The premise underneath LYFE is that most people are not broken. They are fragmented, under-supported, and operating without a view of the system they actually are. A person is physical, intellectual, emotional, spiritual, relational, and behavioral all at once, and most of the tools we have look at one of those at a time. The patterns live in how those layers interact. You cannot see them by zooming in. You see them by looking at the whole thing over a long enough window.
What The Forge is
To actually do this work, you need architecture.
The Forge is the first tool I built out of this. It is a journaling, SMART goal, and personal intelligence platform — somewhere to write, somewhere to set goals that connect to real behavior, and a system that watches for the patterns you are too close to see. It surfaces recurring cognitive distortions. It tracks the parts of yourself you keep meeting in different rooms. It connects what you write to what you said you wanted, and shows you, over time, where the gap is.
It does not replace your therapist. It does not replace your coach. It does not replace the friends who know you well enough to call your bullshit. It does not diagnose you. It is built to make all of those relationships better — to bring continuity into the room with the people who are actually equipped to help — and to give you a clearer view of yourself when no one else is available.
AI is used carefully, narrowly, and only where it earns its place. The point is not to have a robot interpret your life.

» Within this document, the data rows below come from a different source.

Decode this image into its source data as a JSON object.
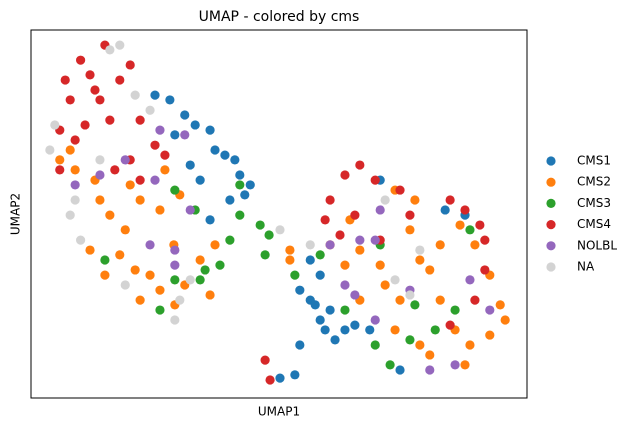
{
  "chart_data": {
    "type": "scatter",
    "title": "UMAP - colored by cms",
    "x_label": "UMAP1",
    "y_label": "UMAP2",
    "xlim": [
      0,
      10
    ],
    "ylim": [
      0,
      10
    ],
    "legend": "outside-right",
    "series": [
      {
        "name": "CMS1",
        "color": "#1f77b4",
        "x": [
          2.5,
          2.8,
          3.1,
          3.31,
          3.61,
          3.71,
          3.91,
          4.11,
          4.21,
          4.42,
          3.21,
          3.41,
          2.9,
          4.01,
          4.31,
          3.61,
          5.42,
          5.63,
          5.83,
          5.93,
          6.13,
          6.33,
          5.42,
          5.32,
          5.02,
          5.73,
          6.03,
          6.53,
          6.83,
          7.04,
          7.44,
          8.35,
          8.75,
          5.63,
          5.83
        ],
        "y": [
          8.23,
          8.1,
          7.69,
          7.42,
          7.28,
          6.74,
          6.6,
          6.47,
          6.06,
          5.79,
          6.33,
          5.92,
          7.15,
          5.38,
          5.52,
          4.84,
          2.93,
          2.66,
          2.12,
          1.85,
          1.58,
          1.85,
          1.44,
          0.63,
          0.54,
          2.53,
          2.39,
          1.98,
          1.85,
          5.92,
          0.76,
          5.11,
          4.97,
          3.75,
          3.34
        ]
      },
      {
        "name": "CMS2",
        "color": "#ff7f0e",
        "x": [
          0.58,
          0.89,
          1.29,
          1.59,
          1.9,
          2.2,
          2.6,
          2.88,
          2.4,
          2.1,
          1.49,
          1.79,
          2.6,
          3.1,
          3.41,
          3.71,
          3.61,
          2.9,
          2.2,
          1.19,
          1.39,
          3.0,
          2.0,
          2.7,
          0.79,
          5.22,
          6.33,
          6.63,
          7.04,
          7.34,
          7.64,
          7.84,
          8.04,
          8.25,
          8.55,
          8.85,
          9.25,
          9.46,
          9.25,
          8.95,
          8.65,
          7.44,
          7.14,
          7.34,
          7.84,
          8.04,
          6.63,
          6.43,
          7.74,
          8.25,
          9.56,
          8.75,
          6.03,
          5.22
        ],
        "y": [
          6.47,
          6.2,
          5.92,
          4.97,
          4.57,
          5.38,
          5.11,
          4.16,
          3.34,
          3.48,
          3.34,
          3.89,
          2.93,
          3.07,
          3.75,
          4.16,
          2.8,
          2.53,
          2.66,
          4.02,
          5.38,
          5.52,
          5.79,
          6.2,
          6.74,
          4.02,
          3.61,
          4.02,
          3.61,
          5.65,
          4.57,
          3.75,
          3.48,
          2.66,
          1.85,
          1.44,
          1.71,
          2.53,
          3.34,
          4.16,
          4.7,
          2.66,
          3.07,
          1.85,
          1.44,
          1.17,
          2.66,
          4.84,
          5.38,
          4.16,
          2.12,
          0.9,
          4.16,
          3.75
        ]
      },
      {
        "name": "CMS3",
        "color": "#2ca02c",
        "x": [
          2.9,
          3.31,
          4.21,
          4.62,
          4.8,
          4.21,
          4.01,
          3.81,
          3.51,
          2.9,
          2.6,
          1.49,
          4.72,
          3.41,
          5.32,
          5.83,
          6.33,
          6.94,
          7.24,
          7.04,
          7.74,
          8.15,
          8.55,
          7.64,
          8.85
        ],
        "y": [
          5.65,
          5.11,
          5.79,
          4.7,
          4.43,
          4.97,
          4.29,
          3.61,
          3.48,
          3.21,
          2.39,
          3.75,
          3.89,
          3.21,
          3.34,
          3.89,
          2.39,
          1.44,
          0.9,
          4.16,
          2.53,
          1.85,
          2.39,
          1.58,
          4.57
        ]
      },
      {
        "name": "CMS4",
        "color": "#d62728",
        "x": [
          1.0,
          1.49,
          1.19,
          0.79,
          1.39,
          1.79,
          2.0,
          0.58,
          1.09,
          1.59,
          2.2,
          2.5,
          0.89,
          2.0,
          2.7,
          1.69,
          2.2,
          0.58,
          1.29,
          0.69,
          6.33,
          6.63,
          6.94,
          7.44,
          6.03,
          5.93,
          6.53,
          7.04,
          7.64,
          8.45,
          8.75,
          9.05,
          9.15,
          9.15,
          8.95,
          8.45,
          4.72,
          4.82,
          6.23
        ],
        "y": [
          9.18,
          9.59,
          8.78,
          8.1,
          8.1,
          8.64,
          9.05,
          7.28,
          7.42,
          7.55,
          7.55,
          6.87,
          7.01,
          6.47,
          6.6,
          6.2,
          5.92,
          6.2,
          8.37,
          8.64,
          6.06,
          6.33,
          5.92,
          5.65,
          5.38,
          4.84,
          4.97,
          4.29,
          4.97,
          5.38,
          5.11,
          4.7,
          4.29,
          3.48,
          2.66,
          1.98,
          1.03,
          0.49,
          4.43
        ]
      },
      {
        "name": "NOLBL",
        "color": "#9467bd",
        "x": [
          0.89,
          1.39,
          1.9,
          2.5,
          3.21,
          3.1,
          2.6,
          2.4,
          2.9,
          2.9,
          6.03,
          6.33,
          6.94,
          6.53,
          7.04,
          6.63,
          8.04,
          8.55,
          8.85,
          9.25,
          6.94,
          7.64
        ],
        "y": [
          5.79,
          6.06,
          6.47,
          5.92,
          5.11,
          7.15,
          7.28,
          4.16,
          4.02,
          3.61,
          4.16,
          3.07,
          2.12,
          2.8,
          5.11,
          4.29,
          0.76,
          0.9,
          3.21,
          2.39,
          4.29,
          2.93
        ]
      },
      {
        "name": "NA",
        "color": "#d3d3d3",
        "x": [
          0.48,
          0.38,
          1.59,
          1.79,
          2.4,
          0.89,
          0.79,
          1.0,
          1.9,
          3.0,
          2.9,
          3.21,
          1.39,
          5.02,
          2.1,
          7.64,
          7.34,
          7.84,
          7.14,
          5.63
        ],
        "y": [
          7.42,
          6.74,
          9.46,
          9.59,
          7.82,
          5.38,
          4.97,
          4.29,
          3.07,
          2.66,
          2.12,
          3.21,
          6.47,
          4.57,
          8.23,
          2.8,
          3.21,
          4.02,
          5.38,
          4.16
        ]
      }
    ]
  }
}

The point is to have your own material organized well enough that you can interpret it yourself, with whatever support you trust.
What this blog is
This blog is where the thinking behind LYFE lives. Personal examples, where they are useful. Psychology, where it has been tested. Therapy-adjacent ideas, parts work, neuroscience that does not overpromise, spirituality without the gloss. Honest writing about loneliness, discipline, goals that fail, relationships, AI used well and AI used badly, the question underneath behavior, and the slow work of seeing yourself clearly.
I am not interested in selling anyone a better version of themselves. There is no better version waiting. There is the one you already are, mostly running on patterns you did not choose, and there is the possibility of seeing them.
That seeing is the whole thing.
Everything else is downstream of it.